La realtà è che c’è molta retorica nel definire l’Olimpiade, che resta il sogno di ogni atleta ma che in realtà serve assai di più al CIO per continuare ad incassare i diritti televisivi e ad alimentare un carrozzone autoreferenziale. Una mega azienda che pensa poco allo sport e più ai soldi e ai contratti, garantendo soggiorni in giro per il mondo, nei migliori alberghi, ai suoi membri per lo più di età avanzata.
L’Olimpiade era l’Olimpiade quando lo sport, con le sue storie, ne era l’indiscusso protagonista. Fossi un atleta, smetterei di pensare ai Giochi come l’unico modo di coronare una carriera sportiva. C’è vita, per lo sport, anche al di fuori dei cinque cerchi olimpici.

E’ lo sport del dizionario

Attività che impegna, sul piano dell’agonismo oppure dell’esercizio individuale o collettivo, le capacità fisico-psichiche, svolta con intenti ricreativi ed igienici o come professione.

Dal dizionario italiano Treccani
spòrt s. m. [dall’ingl. sport ‹spòot›, forma aferetica dell’ant. disport, prestito dal fr. ant. desport (cfr. diporto)]. – Attività intesa a sviluppare le capacità fisiche e insieme psichiche, e il complesso degli esercizî e delle manifestazioni, soprattutto agonistiche, in cui si realizza, praticati, nel rispetto di regole codificate da appositi enti, sia per spirito competitivo (s. dilettantisticis. olimpici), differenziandosi così dal gioco in senso proprio, sia, fin dalle origini, per divertimento, senza quindi il carattere di necessità, di obbligo, che è proprio di ogni attività lavorativa; da qui, in senso fig., fare una cosa per s., per diletto o per soddisfazione personale, senza alcun interesse pratico o utile economico; a partire dai primi anni del Novecento, tali attività cominciarono a essere praticate talora anche per trarne un utile economico (s. professionistici), finalità conseguente all’esigenza di ottenere i massimi risultati agonistici per soddisfare un pubblico pagante sempre più numeroso, e perciò di praticare allenamenti più intensi e più frequenti, a scapito dell’attività lavorativa.

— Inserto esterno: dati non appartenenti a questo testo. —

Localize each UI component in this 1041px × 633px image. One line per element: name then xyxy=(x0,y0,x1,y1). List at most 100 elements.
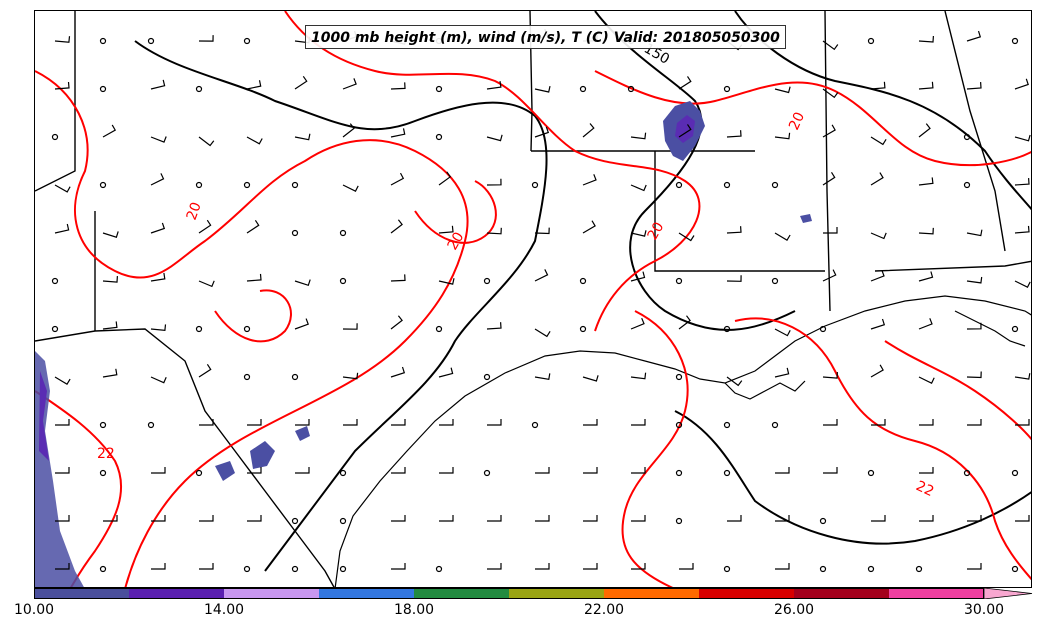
calm-wind-marker xyxy=(915,565,923,573)
wind-barb xyxy=(870,318,886,330)
wind-barb xyxy=(678,232,695,242)
calm-wind-marker xyxy=(483,373,491,381)
wind-barb xyxy=(391,467,406,474)
wind-barb xyxy=(55,563,70,570)
wind-barb xyxy=(199,563,214,570)
wind-barb xyxy=(726,226,742,234)
wind-barb xyxy=(199,515,214,522)
wind-barb xyxy=(583,563,598,570)
wind-barb xyxy=(822,88,839,99)
wind-barb xyxy=(1014,178,1030,186)
calm-wind-marker xyxy=(771,277,779,285)
wind-barb xyxy=(198,219,212,234)
map-title: 1000 mb height (m), wind (m/s), T (C) Va… xyxy=(305,25,786,49)
calm-wind-marker xyxy=(963,133,971,141)
wind-barb xyxy=(966,322,982,330)
calm-wind-marker xyxy=(627,85,635,93)
wind-barb xyxy=(438,171,452,186)
precipitation-shading xyxy=(35,101,812,587)
calm-wind-marker xyxy=(435,565,443,573)
wind-barb xyxy=(151,515,166,522)
colorbar-tick-label: 30.00 xyxy=(963,602,1005,618)
wind-barb xyxy=(823,227,838,234)
wind-barb xyxy=(631,467,646,474)
wind-barb xyxy=(918,318,933,330)
wind-barb xyxy=(967,419,982,426)
wind-barb xyxy=(198,280,215,288)
calm-wind-marker xyxy=(195,181,203,189)
state-borders xyxy=(35,11,1031,587)
wind-barb xyxy=(390,366,406,378)
wind-barb xyxy=(535,467,550,474)
wind-barb xyxy=(919,515,934,522)
wind-barb xyxy=(678,124,692,138)
calm-wind-marker xyxy=(867,469,875,477)
calm-wind-marker xyxy=(51,133,59,141)
colorbar-segment xyxy=(224,588,319,599)
wind-barb xyxy=(1015,515,1030,522)
calm-wind-marker xyxy=(243,565,251,573)
wind-barb xyxy=(822,40,839,51)
wind-barb xyxy=(150,376,167,384)
wind-barb xyxy=(198,35,214,42)
wind-barb xyxy=(55,515,70,522)
wind-barb xyxy=(534,85,551,93)
calm-wind-marker xyxy=(147,421,155,429)
wind-barb xyxy=(295,419,310,426)
wind-barb xyxy=(966,30,982,42)
map-canvas: 150 20 20 20 22 22 20 xyxy=(35,11,1031,587)
wind-barb xyxy=(870,232,887,240)
wind-barb xyxy=(774,367,790,378)
wind-barb xyxy=(630,317,645,330)
wind-barb xyxy=(774,328,791,337)
map-panel: 150 20 20 20 22 22 20 1000 mb height (m)… xyxy=(34,10,1032,588)
wind-barb xyxy=(870,270,885,282)
calm-wind-marker xyxy=(723,421,731,429)
wind-barb xyxy=(438,225,454,234)
wind-barb xyxy=(678,315,691,330)
wind-barb xyxy=(774,132,791,140)
wind-barb xyxy=(1014,280,1031,289)
calm-wind-marker xyxy=(675,277,683,285)
calm-wind-marker xyxy=(675,469,683,477)
wind-barb xyxy=(198,136,215,147)
calm-wind-marker xyxy=(819,325,827,333)
wind-barb xyxy=(150,173,165,186)
colorbar-segment xyxy=(509,588,604,599)
wind-barb xyxy=(247,419,262,426)
wind-barb xyxy=(294,75,308,90)
wind-barb xyxy=(486,178,502,186)
wind-barb xyxy=(102,368,118,378)
wind-barb xyxy=(438,278,455,285)
wind-barb xyxy=(439,515,454,522)
colorbar-segment xyxy=(129,588,224,599)
wind-barb xyxy=(823,467,838,474)
wind-barb xyxy=(582,375,599,382)
colorbar xyxy=(34,588,1033,599)
calm-wind-marker xyxy=(291,517,299,525)
wind-barb xyxy=(535,563,550,570)
wind-barb xyxy=(870,364,884,378)
wind-barb xyxy=(534,373,551,380)
calm-wind-marker xyxy=(99,565,107,573)
wind-barb xyxy=(775,467,790,474)
calm-wind-marker xyxy=(483,469,491,477)
wind-barb xyxy=(919,467,934,474)
calm-wind-marker xyxy=(963,181,971,189)
colorbar-segment xyxy=(889,588,984,599)
wind-barb xyxy=(246,80,262,90)
calm-wind-marker xyxy=(99,85,107,93)
wind-barb xyxy=(486,227,502,235)
calm-wind-marker xyxy=(51,277,59,285)
wind-barb xyxy=(342,78,357,90)
wind-barb xyxy=(102,231,119,238)
wind-barb xyxy=(391,515,406,522)
wind-barb xyxy=(775,563,790,570)
wind-barb xyxy=(918,123,931,138)
wind-barb xyxy=(822,171,836,186)
calm-wind-marker xyxy=(99,469,107,477)
wind-barb xyxy=(246,219,260,234)
wind-barb xyxy=(1014,373,1031,380)
calm-wind-marker xyxy=(675,517,683,525)
calm-wind-marker xyxy=(579,277,587,285)
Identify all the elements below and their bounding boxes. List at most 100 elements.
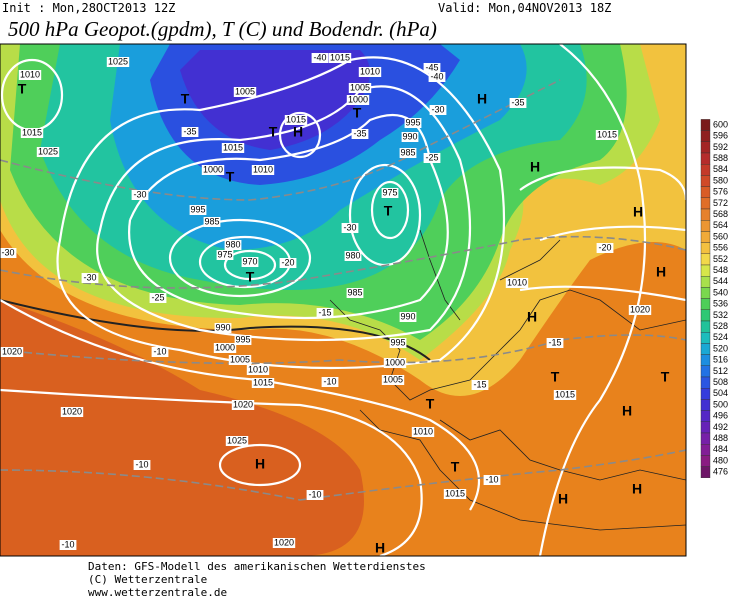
contour-label: 995	[235, 334, 250, 344]
label-bg	[351, 129, 369, 139]
colorbar-label: 516	[713, 355, 728, 365]
colorbar-label: 588	[713, 153, 728, 163]
contour-label: 1015	[22, 127, 42, 137]
pressure-center: H	[527, 309, 537, 325]
contour-label: -30	[431, 104, 444, 114]
valid-time: Valid: Mon,04NOV2013 18Z	[438, 1, 611, 15]
label-bg	[81, 273, 99, 283]
label-bg	[383, 358, 407, 368]
label-bg	[306, 490, 324, 500]
contour-label: -10	[135, 459, 148, 469]
pressure-center: H	[633, 204, 643, 220]
label-bg	[231, 400, 255, 410]
label-bg	[553, 390, 577, 400]
contour-label: 980	[345, 250, 360, 260]
label-bg	[443, 489, 467, 499]
label-bg	[429, 105, 447, 115]
pressure-center: T	[426, 396, 435, 412]
label-bg	[321, 377, 339, 387]
colorbar-box	[700, 455, 711, 467]
contour-label: 1015	[286, 114, 306, 124]
pressure-center: H	[656, 264, 666, 280]
colorbar-box	[700, 410, 711, 423]
contour-label: 990	[215, 322, 230, 332]
label-bg	[505, 278, 529, 288]
colorbar-box	[700, 119, 711, 131]
label-bg	[546, 338, 564, 348]
contour-label: 1015	[253, 377, 273, 387]
colorbar-label: 556	[713, 243, 728, 253]
colorbar-label: 552	[713, 254, 728, 264]
contour-label: 970	[242, 256, 257, 266]
label-bg	[411, 427, 435, 437]
contour-label: -15	[473, 379, 486, 389]
label-bg	[251, 378, 275, 388]
label-bg	[428, 72, 446, 82]
coastlines	[329, 229, 686, 531]
label-bg	[133, 460, 151, 470]
colorbar-label: 476	[713, 467, 728, 477]
colorbar-label: 492	[713, 422, 728, 432]
label-bg	[399, 148, 417, 158]
label-bg	[595, 130, 619, 140]
contour-label: 1010	[253, 164, 273, 174]
contour-label: -30	[343, 222, 356, 232]
contour-label: 1015	[223, 142, 243, 152]
contour-label: 1010	[248, 364, 268, 374]
contour-label: -30	[83, 272, 96, 282]
label-bg	[628, 305, 652, 315]
colorbar-box	[700, 399, 711, 411]
colorbar-label: 520	[713, 343, 728, 353]
init-time: Init : Mon,28OCT2013 12Z	[2, 1, 175, 15]
contour-label: 1005	[235, 86, 255, 96]
label-bg	[228, 355, 252, 365]
colorbar-box	[700, 432, 711, 445]
contour-label: -10	[153, 346, 166, 356]
colorbar-box	[700, 343, 711, 355]
colorbar-label: 536	[713, 299, 728, 309]
label-bg	[344, 251, 362, 261]
label-bg	[346, 95, 370, 105]
contour-label: 1000	[348, 94, 368, 104]
colorbar-box	[700, 253, 711, 266]
label-bg	[509, 98, 527, 108]
colorbar-box	[700, 163, 711, 176]
label-bg	[399, 312, 417, 322]
label-bg	[404, 118, 422, 128]
contour-label: -40	[430, 71, 443, 81]
contour-label: 1005	[230, 354, 250, 364]
colorbar-box	[700, 309, 711, 322]
contour-label: -10	[308, 489, 321, 499]
contour-label: -10	[323, 376, 336, 386]
label-bg	[401, 132, 419, 142]
label-bg	[233, 87, 257, 97]
colorbar-box	[700, 231, 711, 243]
label-bg	[381, 375, 405, 385]
label-bg	[225, 436, 249, 446]
contour-label: 1005	[350, 82, 370, 92]
contour-label: 1020	[62, 406, 82, 416]
colorbar-label: 568	[713, 209, 728, 219]
colorbar-box	[700, 365, 711, 378]
label-bg	[36, 147, 60, 157]
label-bg	[272, 538, 296, 548]
label-bg	[106, 57, 130, 67]
contour-label: -30	[133, 189, 146, 199]
colorbar-label: 592	[713, 142, 728, 152]
pressure-center: H	[293, 124, 303, 140]
contour-label: -35	[183, 126, 196, 136]
contour-label: -25	[425, 152, 438, 162]
colorbar-box	[700, 219, 711, 232]
contour-label: 1000	[203, 164, 223, 174]
colorbar-box	[700, 197, 711, 210]
pressure-center: H	[632, 481, 642, 497]
contour-label: 990	[400, 311, 415, 321]
contour-label: -25	[151, 292, 164, 302]
colorbar-box	[700, 298, 711, 311]
colorbar-box	[700, 444, 711, 456]
colorbar: 6005965925885845805765725685645605565525…	[700, 119, 728, 479]
label-bg	[348, 83, 372, 93]
colorbar-label: 508	[713, 377, 728, 387]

Il termine, usato talora estensivamente per indicare attività atletiche praticate nell’antichità, con carattere ora sacrale, ora educativo, ora agonistico o come forma di preparazione militare (lo s. nella Grecia antica), è più propriam. usato con riferimento all’età moderna, quando, nella società inglese del sec. 19°, si istituisce una forma regolamentata e organizzata delle varie specialità sportive.